Thursday, December 16, 2010

Spider and Bear: Early Versions of Soc Sec 101

My first foray into Social Security blogging (as opposed to commenting on other blogs) was with the launch of The Bruce Web in Nov 2004, or immediately after then President Bush announced he was going to use his "capital" to "reform" Social Security. The Bruce Web was mostly designed as a place to stash links and to work out some of my thinking, but the result was kind of a mini-course on Social Security finance as it looked at the time. The economic outlook is a lot different today and I won't be writing the new series of posts in quite the same way, but the fundamentals haven't changed and new students of Social Security could do worse than checking out the: 2004 archives including the one that explains how I got onto this topic to begin with: Trust Fund Exhaustion: a Personal Odyssey.
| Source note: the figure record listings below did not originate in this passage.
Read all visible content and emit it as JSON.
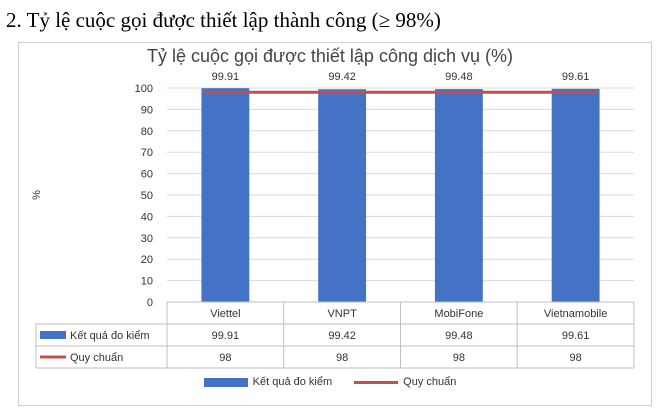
{
  "heading": "2. Tỷ lệ cuộc gọi được thiết lập thành công (≥ 98%)",
  "colors": {
    "bar": "#4472C4",
    "line": "#C0504D",
    "grid": "#d9d9d9",
    "text": "#333333"
  },
  "chart_data": {
    "type": "bar",
    "title": "Tỷ lệ cuộc gọi được thiết lập công dịch vụ (%)",
    "ylabel": "%",
    "xlabel": "",
    "ylim": [
      0,
      100
    ],
    "yticks": [
      0,
      10,
      20,
      30,
      40,
      50,
      60,
      70,
      80,
      90,
      100
    ],
    "grid": true,
    "legend_position": "bottom",
    "categories": [
      "Viettel",
      "VNPT",
      "MobiFone",
      "Vietnamobile"
    ],
    "series": [
      {
        "name": "Kết quả đo kiểm",
        "type": "bar",
        "values": [
          99.91,
          99.42,
          99.48,
          99.61
        ]
      },
      {
        "name": "Quy chuẩn",
        "type": "line",
        "values": [
          98,
          98,
          98,
          98
        ]
      }
    ],
    "data_labels": [
      "99.91",
      "99.42",
      "99.48",
      "99.61"
    ],
    "data_table": [
      {
        "name": "Kết quả đo kiểm",
        "cells": [
          "99.91",
          "99.42",
          "99.48",
          "99.61"
        ]
      },
      {
        "name": "Quy chuẩn",
        "cells": [
          "98",
          "98",
          "98",
          "98"
        ]
      }
    ]
  }
}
From 2004 through the 'There is No Crisis' movement of 2005 right to 2008 I was an active participant in every Social Security thread on every political and economics blog I ran across, and in time built enough cred that in May 2008 I was invited to write a Social Security series for the econoblog Angry Bear. The immediate result of that was a series of 44 numbered posts that I indexed back on my own site: Angry Bear Social Security Series

One main purpose of this new site is to rework the Nov 2004 and May-June 2008 series in light of the new (and grimmer) realities of the current recession/depression. Social Security is STILL not broken, but it CAN be broken by its enemies, and the push back against that is really what this site will be all about.

Wednesday, December 15, 2010

Social Security Defender Launch

Well I secured a small grant that will allow me to take this site and the overall effort to the next level. I don't know if this site will remain as a stand-alone blog or whether it will be effectively ported over to a bigger stage, for example at the upcoming dKos 4 blogging platform.

The next steps are to launch Social Security 101 and to steal a phrase from Atrios to "document the atrocities on right economic websites. But before that I am going to go out and upgrade my presentation and web design software to more professional standards.